Javier Biosca Azcoiti

Quedaban años de Segunda Guerra Mundial, pero el entonces presidente estadounidense, Franklin Delano Roosevelt, estaba decidido a liderar y configurar el nuevo orden mundial que surgiría tras la guerra.

A diferencia de lo que había ocurrido tras la Primera Guerra Mundial y el fracaso de la Sociedad de Naciones, EEUU entendió que ser el arquitecto de ese nuevo sistema político y económico le colocaría de por vida en una posición privilegiada. Más de 70 años después, Donald Trump está poniendo en peligro esa posición con su America First.
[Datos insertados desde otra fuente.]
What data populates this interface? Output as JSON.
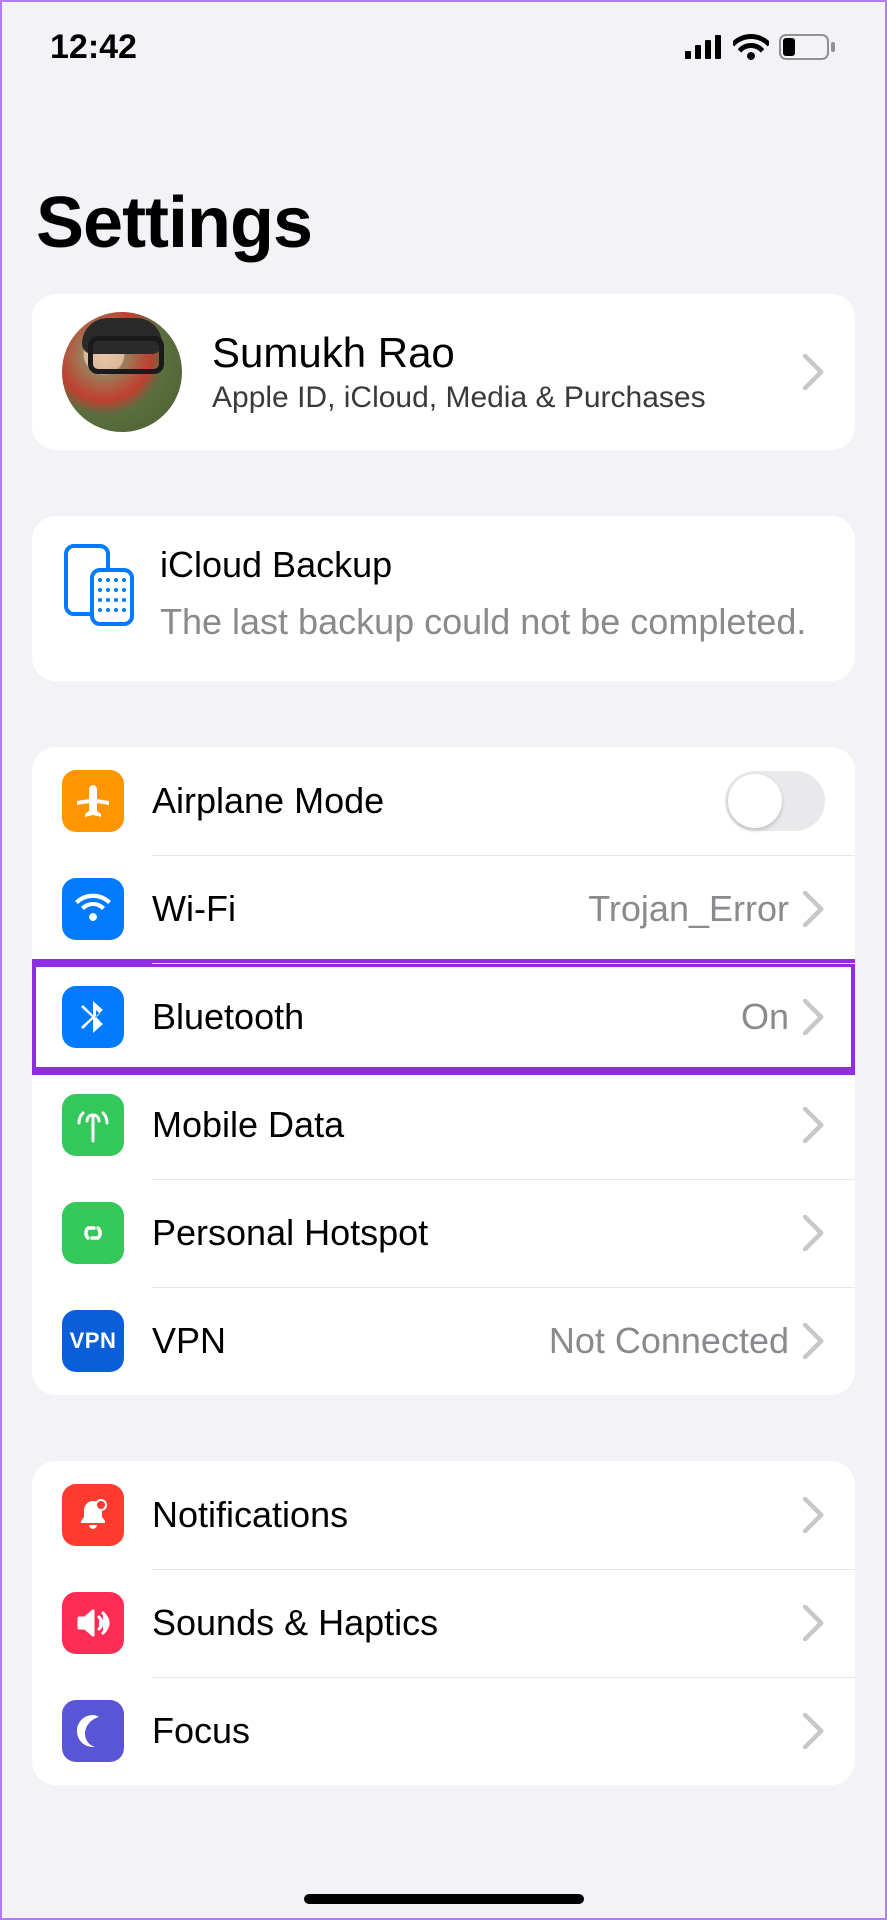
{
  "status": {
    "time": "12:42"
  },
  "page_title": "Settings",
  "profile": {
    "name": "Sumukh Rao",
    "subtitle": "Apple ID, iCloud, Media & Purchases"
  },
  "backup": {
    "title": "iCloud Backup",
    "message": "The last backup could not be completed."
  },
  "connectivity": {
    "airplane": {
      "label": "Airplane Mode"
    },
    "wifi": {
      "label": "Wi-Fi",
      "value": "Trojan_Error"
    },
    "bluetooth": {
      "label": "Bluetooth",
      "value": "On"
    },
    "mobile": {
      "label": "Mobile Data"
    },
    "hotspot": {
      "label": "Personal Hotspot"
    },
    "vpn": {
      "label": "VPN",
      "value": "Not Connected"
    }
  },
  "notifications_group": {
    "notifications": {
      "label": "Notifications"
    },
    "sounds": {
      "label": "Sounds & Haptics"
    },
    "focus": {
      "label": "Focus"
    }
  }
}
En 1941, Estados Unidos no había entrado aún en la guerra, pero ya estaba dando los primeros pasos para configurar el posterior orden mundial. A bordo del buque USS Augusta, Roosevelt y el primer ministro británico, Winston Churchill, firmaron en algún punto del océano la Carta del Atlántico, que sirvió de base para el nacimiento de la ONU.

Posteriormente, en 1944, llegaron los Acuerdos de Bretton Woods, donde se fijaron las reglas comerciales y financieras del nuevo orden mundial. Estados Unidos se había enriquecido con la guerra y estaba en una posición privilegiada para jugar en el marco de un comercio liberalizado –EEUU representaba un inmenso porcentaje del PIB mundial–, así que eso fue lo que promovió. Y funcionó: se estima que el PIB estadounidense pasó de unos 228.000 millones en 1945 a 1,7 billones en 1975.

No solo eso, sino que en muchas ocasiones Estados Unidos asumió el inmenso coste de mantener el nuevo sistema. No era altruismo, sino el precio de ser la máxima potencia y poder dirigir los asuntos internacionales.

La “generosidad” estadounidense

Trump y su America First parecen haber invertido esa tendencia. Dice estar cansado de que el mundo se aproveche de la “generosidad” de Estados Unidos, pero esa ha sido la política de su país desde el final de la Segunda Guerra Mundial para asegurar su papel como potencia hegemónica mundial. Su retirada generará vacíos de poder que otras potencias –no necesariamente aliadas de Washington– estarán encantadas de ocupar.

En apenas unos meses tras asumir el cargo, Trump se retiró del TPP (Acuerdo Transpacífico de Cooperación Económica), diseñado para contrarrestar la creciente influencia de China en el Sureste Asiático. Se retiró del Acuerdo de París por el medio ambiente, siendo el único país del mundo en quedarse fuera del mismo. Se retiró de la Unesco por su “tendencia anti-israelí”. Se retiró del Pacto Mundial de la ONU sobre Migración y Refugiados, renunciando así a participar en la gestión de una de las mayores crisis de la década con un argumento al más puro estilo Trump: “Nuestras decisiones sobre las políticas de inmigración deben ser tomadas por los estadounidenses y solo por los estadounidenses”.

El último capítulo de esta retirada estratégica ha sido su desencuentro con la ONU. Trump cree que el mundo está en su contra y que el papel de EEUU como supuesto garante del sistema le otorgaba inmunidad. Así lo ha demostrado después de que la Asamblea General de la ONU votase en contra de su decisión de reconocer a Jerusalén como la capital de Israel. “Déjenles votar contra nosotros. Ahorraremos mucho dinero. No nos importa”, declaró.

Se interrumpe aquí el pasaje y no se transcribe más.